According to the Cargo Facts Consulting Freighter Forecast for 2020-2039, the global feeder freighter fleet is expected to grow in the first quarter of 2020 from some 243 units to 420 units by the end of 2039. The net growth of 177, combined with 224 retirements, equates to an overall need for 401 freighters through 2039, consisting of ninety production ATR 72-600Fs and 311 conversions of various types, including the Dash 8 series.
Package-freighter conversion options already exist for the Q300 and the Q400, and Collins Aerospace is in the final stages of developing a large-cargo-door conversion of the Q300 for Air Inuit. While cargo doors on most jet freighter conversions are placed near the front of the fuselage, the Collins design places the door in the back, between the wing and the tail.
Collins expects to install the large cargo door in its first prototype Q300 large-cargo-door conversion soon, and will commence flight testing shortly after.
Given the time and investment required to develop a structural modification, and the commonality between the Q300 and the stretched Q400, Collins is also in a favorable position to develop a large cargo door conversion for the Q400.
At the same time, De Havilland told Cargo Facts that its development plans include several additional freighter solutions for the Dash 8-400. The company already produces a combi variant of the Q400, now in service with Japan-based Ryukyu Air Commuter, but is looking at package-freighter conversions of the aircraft, as well as a production version featuring a large cargo door.

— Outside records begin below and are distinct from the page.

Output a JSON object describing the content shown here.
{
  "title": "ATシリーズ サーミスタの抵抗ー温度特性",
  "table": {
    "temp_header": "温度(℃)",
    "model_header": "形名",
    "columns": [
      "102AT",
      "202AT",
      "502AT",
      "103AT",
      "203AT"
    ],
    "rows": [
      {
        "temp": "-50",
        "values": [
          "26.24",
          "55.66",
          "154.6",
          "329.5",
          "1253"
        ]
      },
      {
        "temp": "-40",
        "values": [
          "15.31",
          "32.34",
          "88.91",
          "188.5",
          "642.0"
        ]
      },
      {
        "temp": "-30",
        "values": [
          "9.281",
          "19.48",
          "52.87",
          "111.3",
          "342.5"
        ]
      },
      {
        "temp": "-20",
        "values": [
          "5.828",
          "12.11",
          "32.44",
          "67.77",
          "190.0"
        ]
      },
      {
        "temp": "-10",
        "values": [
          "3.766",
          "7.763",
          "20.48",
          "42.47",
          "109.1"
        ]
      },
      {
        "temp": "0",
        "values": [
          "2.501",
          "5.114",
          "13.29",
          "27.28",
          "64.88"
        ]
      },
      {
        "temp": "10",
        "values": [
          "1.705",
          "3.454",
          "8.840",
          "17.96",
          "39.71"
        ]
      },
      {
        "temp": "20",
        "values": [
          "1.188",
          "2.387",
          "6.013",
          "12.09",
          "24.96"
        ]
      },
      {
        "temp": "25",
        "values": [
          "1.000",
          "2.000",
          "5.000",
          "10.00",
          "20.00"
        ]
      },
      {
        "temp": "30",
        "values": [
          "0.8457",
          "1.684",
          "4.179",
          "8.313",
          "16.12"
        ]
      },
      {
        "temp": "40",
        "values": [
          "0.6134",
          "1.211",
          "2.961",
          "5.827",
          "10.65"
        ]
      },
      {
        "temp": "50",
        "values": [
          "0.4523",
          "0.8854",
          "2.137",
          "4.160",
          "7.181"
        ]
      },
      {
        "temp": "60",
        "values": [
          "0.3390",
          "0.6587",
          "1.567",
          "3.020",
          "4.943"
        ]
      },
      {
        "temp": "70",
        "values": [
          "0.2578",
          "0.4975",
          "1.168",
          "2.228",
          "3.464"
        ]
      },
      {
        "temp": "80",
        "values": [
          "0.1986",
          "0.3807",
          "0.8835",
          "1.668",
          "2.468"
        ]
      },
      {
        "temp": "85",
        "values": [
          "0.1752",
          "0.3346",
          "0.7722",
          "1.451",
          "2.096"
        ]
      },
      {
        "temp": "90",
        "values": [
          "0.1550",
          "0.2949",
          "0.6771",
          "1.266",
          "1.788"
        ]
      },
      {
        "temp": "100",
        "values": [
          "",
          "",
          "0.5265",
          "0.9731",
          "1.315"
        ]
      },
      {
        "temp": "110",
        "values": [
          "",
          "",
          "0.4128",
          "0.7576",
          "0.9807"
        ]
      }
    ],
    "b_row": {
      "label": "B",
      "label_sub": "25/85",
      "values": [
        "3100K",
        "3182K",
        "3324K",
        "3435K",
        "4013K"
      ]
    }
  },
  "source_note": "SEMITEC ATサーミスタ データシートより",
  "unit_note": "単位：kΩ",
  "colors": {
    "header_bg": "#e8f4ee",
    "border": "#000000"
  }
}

But given the significant investment that a large cargo door represents, not to mention the operational change for carriers not currently moving palletized or large cargo, it remains to be seen whether multiple large cargo-door solutions for the same platform are necessary.

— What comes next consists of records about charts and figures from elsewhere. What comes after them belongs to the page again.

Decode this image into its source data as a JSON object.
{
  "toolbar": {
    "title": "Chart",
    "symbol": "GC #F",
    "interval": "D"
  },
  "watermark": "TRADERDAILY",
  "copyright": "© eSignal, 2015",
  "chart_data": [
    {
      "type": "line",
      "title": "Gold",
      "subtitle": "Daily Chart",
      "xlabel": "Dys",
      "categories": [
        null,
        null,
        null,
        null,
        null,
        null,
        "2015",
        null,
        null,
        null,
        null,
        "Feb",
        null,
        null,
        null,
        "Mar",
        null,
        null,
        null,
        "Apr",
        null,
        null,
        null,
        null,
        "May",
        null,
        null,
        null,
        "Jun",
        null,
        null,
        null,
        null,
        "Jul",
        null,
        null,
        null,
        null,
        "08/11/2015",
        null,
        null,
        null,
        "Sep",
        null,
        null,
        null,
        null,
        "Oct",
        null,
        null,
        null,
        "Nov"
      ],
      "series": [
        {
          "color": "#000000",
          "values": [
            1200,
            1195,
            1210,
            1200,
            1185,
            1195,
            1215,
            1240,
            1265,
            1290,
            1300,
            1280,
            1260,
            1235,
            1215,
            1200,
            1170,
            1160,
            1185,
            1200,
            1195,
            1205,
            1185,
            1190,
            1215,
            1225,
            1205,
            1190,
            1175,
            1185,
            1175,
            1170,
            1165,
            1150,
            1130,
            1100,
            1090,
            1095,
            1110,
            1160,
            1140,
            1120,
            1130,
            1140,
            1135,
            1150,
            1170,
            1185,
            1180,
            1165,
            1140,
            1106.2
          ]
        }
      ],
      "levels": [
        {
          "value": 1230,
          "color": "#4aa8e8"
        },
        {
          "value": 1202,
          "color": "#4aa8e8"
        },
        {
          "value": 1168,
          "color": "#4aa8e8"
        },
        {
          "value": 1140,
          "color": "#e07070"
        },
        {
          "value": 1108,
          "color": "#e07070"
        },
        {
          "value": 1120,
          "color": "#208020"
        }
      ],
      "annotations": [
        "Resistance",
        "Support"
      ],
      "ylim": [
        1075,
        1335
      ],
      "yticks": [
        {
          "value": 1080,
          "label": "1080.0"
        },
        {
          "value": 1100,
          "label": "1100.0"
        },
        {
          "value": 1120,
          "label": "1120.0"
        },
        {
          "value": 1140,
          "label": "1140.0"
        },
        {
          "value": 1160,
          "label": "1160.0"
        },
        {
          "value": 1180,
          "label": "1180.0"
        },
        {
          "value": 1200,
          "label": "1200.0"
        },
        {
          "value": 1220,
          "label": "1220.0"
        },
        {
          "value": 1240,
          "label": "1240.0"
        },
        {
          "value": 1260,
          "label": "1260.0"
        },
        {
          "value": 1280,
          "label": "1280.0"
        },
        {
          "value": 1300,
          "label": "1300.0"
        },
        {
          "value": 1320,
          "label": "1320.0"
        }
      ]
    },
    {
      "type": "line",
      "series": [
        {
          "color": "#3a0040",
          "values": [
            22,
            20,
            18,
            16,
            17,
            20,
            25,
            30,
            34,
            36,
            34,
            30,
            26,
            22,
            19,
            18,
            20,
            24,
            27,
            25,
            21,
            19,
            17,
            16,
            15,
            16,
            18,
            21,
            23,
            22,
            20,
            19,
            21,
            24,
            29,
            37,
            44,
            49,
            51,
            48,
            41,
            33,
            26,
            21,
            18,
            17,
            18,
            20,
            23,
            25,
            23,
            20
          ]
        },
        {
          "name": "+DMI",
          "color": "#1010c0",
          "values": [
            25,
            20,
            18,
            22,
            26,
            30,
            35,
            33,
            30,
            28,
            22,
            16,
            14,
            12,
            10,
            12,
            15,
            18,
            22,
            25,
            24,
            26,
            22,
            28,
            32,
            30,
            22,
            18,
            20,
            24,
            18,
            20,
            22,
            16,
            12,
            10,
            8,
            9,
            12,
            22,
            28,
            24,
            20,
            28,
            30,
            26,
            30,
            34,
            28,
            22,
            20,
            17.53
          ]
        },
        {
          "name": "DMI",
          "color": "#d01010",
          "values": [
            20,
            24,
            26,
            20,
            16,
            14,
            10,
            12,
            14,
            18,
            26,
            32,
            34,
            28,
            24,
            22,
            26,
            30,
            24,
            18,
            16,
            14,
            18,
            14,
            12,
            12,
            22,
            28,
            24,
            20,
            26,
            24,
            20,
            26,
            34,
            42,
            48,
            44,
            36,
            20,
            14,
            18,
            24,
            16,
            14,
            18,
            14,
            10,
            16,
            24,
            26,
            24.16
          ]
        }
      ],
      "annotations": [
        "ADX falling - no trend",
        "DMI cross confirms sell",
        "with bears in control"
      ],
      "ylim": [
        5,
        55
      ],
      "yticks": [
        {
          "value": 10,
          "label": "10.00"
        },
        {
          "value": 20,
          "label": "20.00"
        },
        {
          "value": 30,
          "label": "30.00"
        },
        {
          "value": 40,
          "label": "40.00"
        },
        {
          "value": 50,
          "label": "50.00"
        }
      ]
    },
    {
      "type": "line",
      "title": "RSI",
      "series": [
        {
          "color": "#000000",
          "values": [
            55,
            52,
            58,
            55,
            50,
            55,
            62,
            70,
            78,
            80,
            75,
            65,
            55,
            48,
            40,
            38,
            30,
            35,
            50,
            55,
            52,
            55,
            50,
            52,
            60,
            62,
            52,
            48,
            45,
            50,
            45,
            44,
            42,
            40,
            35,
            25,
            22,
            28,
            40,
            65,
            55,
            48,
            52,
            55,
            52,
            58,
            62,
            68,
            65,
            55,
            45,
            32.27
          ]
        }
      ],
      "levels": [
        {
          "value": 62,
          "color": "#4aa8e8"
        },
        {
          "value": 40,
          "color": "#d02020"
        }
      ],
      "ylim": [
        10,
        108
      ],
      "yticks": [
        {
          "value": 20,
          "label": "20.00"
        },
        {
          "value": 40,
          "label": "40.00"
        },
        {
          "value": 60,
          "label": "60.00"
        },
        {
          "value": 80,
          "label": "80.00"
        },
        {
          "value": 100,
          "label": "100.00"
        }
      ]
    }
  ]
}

“We are in discussions with several potential customers and will make a decision on the Full Package Freighter upon confirming the market demand,” said Todd Young, chief operating officer of De Havilland. “Of course, the current aerospace industry environment will also impact the timing of our decision.”
Other programs for Dash 8 aircraft include a package-freighter conversion of the Q400 by Cascade Aerospace, and a package-freighter conversion based on the smaller Dash 8-100 by Voyageur Aviation Corp. Voyageur is subsidiary of regional aircraft lessor Chorus Aviation Inc., which also owns Jazz Aviation.
Ontario-based Wasaya Airways is currently the sole operator of the -100 package freighter but, during the crisis, Voyageur has seen a spike in interest in cargo solutions for the Dash 8, according to Cory Cousineau, its chief operating officer.
Regarding Chorus Aviation’s aircraft portfolio, Cousineau said, “We have access to aircraft.” The Chorus portfolio currently comprises eighty-two Dash 8 aircraft, according to its website. With kits on hand, the lead time for a -100 package-freighter conversion is just eight weeks.
Although Voyageur has not formally announced conversion programs for other Dash 8 variants, “Capabilities extend to other models,” added Cousineau.
Revisiting the flurry of new programs, interest from new operators could expand the feeder freighter segment, and those operating within it. But while the variety of operators removing seats and operating temporary cargo conversions has diversified, carriers haven’t yet flocked to permanent conversions.